Menurut Vivi, perempuan penenun di Belu sebelumnya tidak berpikir untuk menjual tais keluar daerah. “Kebanyakan dikonsumsi lokal, jarang dipromosikan ke pasar sehingga artshop gak tertarik,” katanya. Ia bersama Dinas Perindustrian dan Perdagangan Belu mulai mengumpulkan para perempuan penenun dan memberikan pembinaan tentang pemasaran dan promosi, yang memang sudah lama dikuasainya sebagai pengusaha material.
Di depan para penenun, Vivi mengusulkan agar mereka menggunakan pewarnaan alam seperti yang dilakukan para penenun tua di Rote dan Alor. Di Belu, mereka baru mengenal pewarnaan alam dengan lumpur dan daun indigo. “Kalau pakai warna alam tidak akan luntur dan semakin lama semakin awet,” ujar Vivi.
Vivi menuturkan, Belu memiliki keunggulan geografis di banding daerah lain di Pulau Timor. “Belu berbatasan dengan Timor Tengah Utara, Timor Leste, dan ada empat suku sehingga sangat kaya akan motif dan teknik.”
Sejak perempuan penenun itu mendapat pembinaan dari pemerintah daerah sekitar dua setengah tahun lalu, kata Vivi, harga tais pun melonjak. “Yang baru bisa sampai Rp 6 juta kalau pengerjaannya sangat rumit. Kalau tenun yang dibikin nenek-nenek Belu harganya bisa sampai puluhan juta karena dibuat saat ia masih gadis dan bercerita,” ujarnya.
Eti Bisoi, 36 tahun pun mengakui, tenun telah menyelamatkan hidupnya. Setelah menikah muda pada 2002 lantaran tak bisa melanjutkan kuliah usai menamatkan bangku SMA, ia menenun bersama mertuanya untuk menopang ekonomi keluarganya. “Apalagi saya anak mantu tertua, harus belajar.”
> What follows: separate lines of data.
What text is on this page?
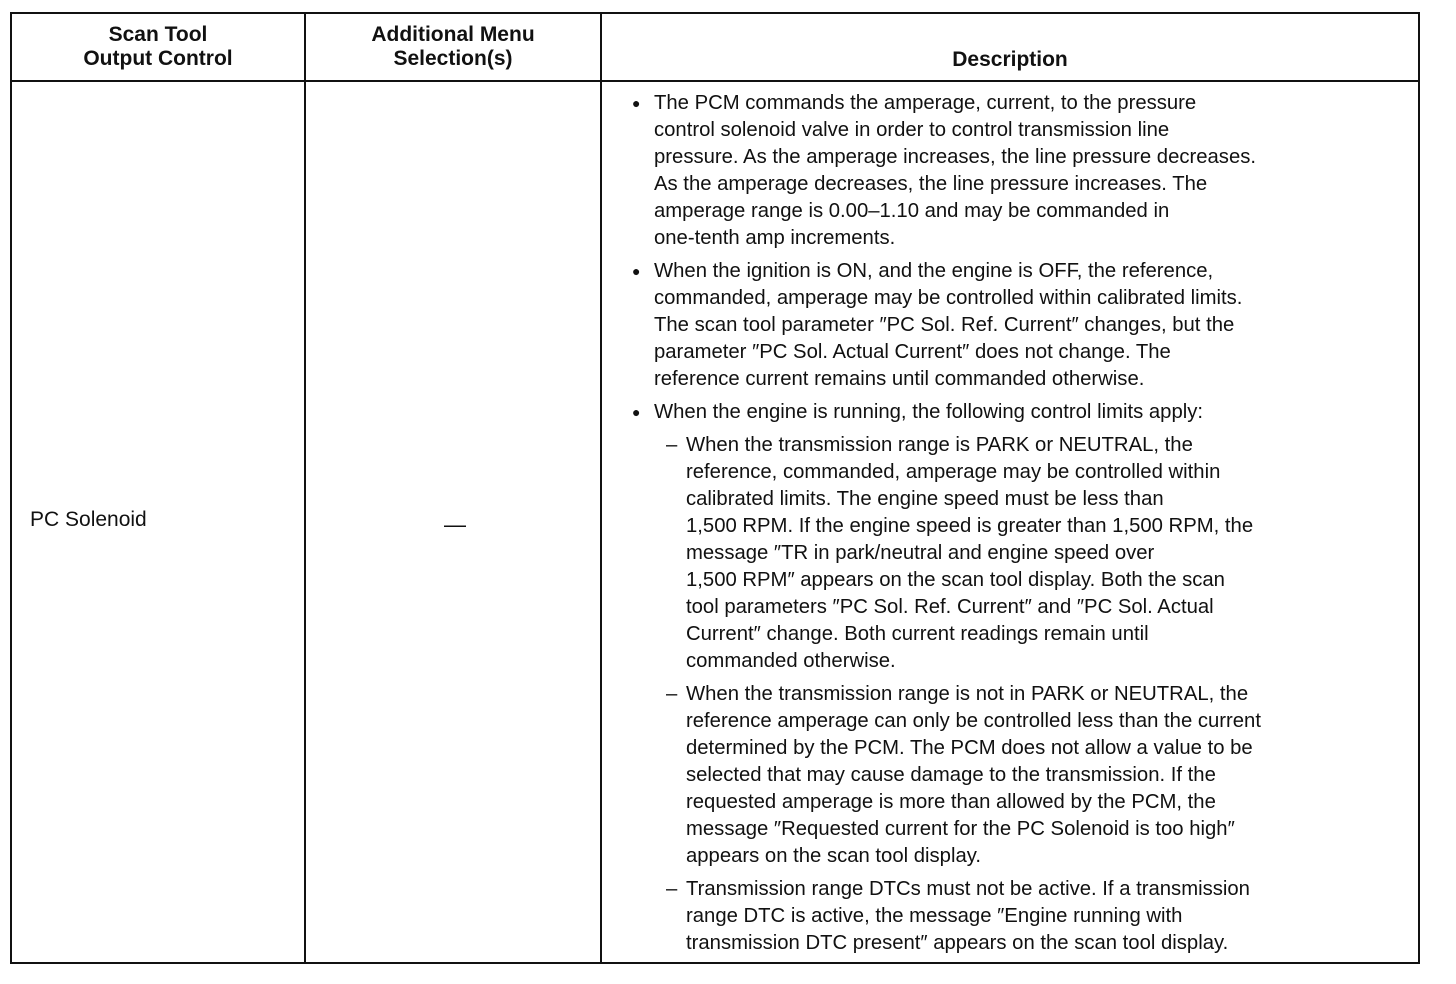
Scan Tool
Output Control
Additional Menu
Selection(s)	Description
PC Solenoid	—
● The PCM commands the amperage, current, to the pressure
control solenoid valve in order to control transmission line
pressure. As the amperage increases, the line pressure decreases.
As the amperage decreases, the line pressure increases. The
amperage range is 0.00–1.10 and may be commanded in
one-tenth amp increments.
● When the ignition is ON, and the engine is OFF, the reference,
commanded, amperage may be controlled within calibrated limits.
The scan tool parameter ″PC Sol. Ref. Current″ changes, but the
parameter ″PC Sol. Actual Current″ does not change. The
reference current remains until commanded otherwise.
● When the engine is running, the following control limits apply:
– When the transmission range is PARK or NEUTRAL, the
reference, commanded, amperage may be controlled within
calibrated limits. The engine speed must be less than
1,500 RPM. If the engine speed is greater than 1,500 RPM, the
message ″TR in park/neutral and engine speed over
1,500 RPM″ appears on the scan tool display. Both the scan
tool parameters ″PC Sol. Ref. Current″ and ″PC Sol. Actual
Current″ change. Both current readings remain until
commanded otherwise.
– When the transmission range is not in PARK or NEUTRAL, the
reference amperage can only be controlled less than the current
determined by the PCM. The PCM does not allow a value to be
selected that may cause damage to the transmission. If the
requested amperage is more than allowed by the PCM, the
message ″Requested current for the PC Solenoid is too high″
appears on the scan tool display.
– Transmission range DTCs must not be active. If a transmission
range DTC is active, the message ″Engine running with
transmission DTC present″ appears on the scan tool display.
Ia memulai menenun dengan menggunakan benang lantaran gampang diperoleh bahannya. “Sambil menenun, saya mengikuti dan mulai tahu proses pewarnaan benang,” tuturnya. Semula, mama mertua yang mengajarinya membuat warna alam seperti hitam menggunakan lumpur dan daun tinta. “Seterusnya, saya ikut pendampingan yang diadakan ibu Bupati, saya mulai total menggunakan warna alam.” Sekarang, kain tenun buatannya sudah dihargai mulai dari Rp 100 ribu hingga Rp 1 juta.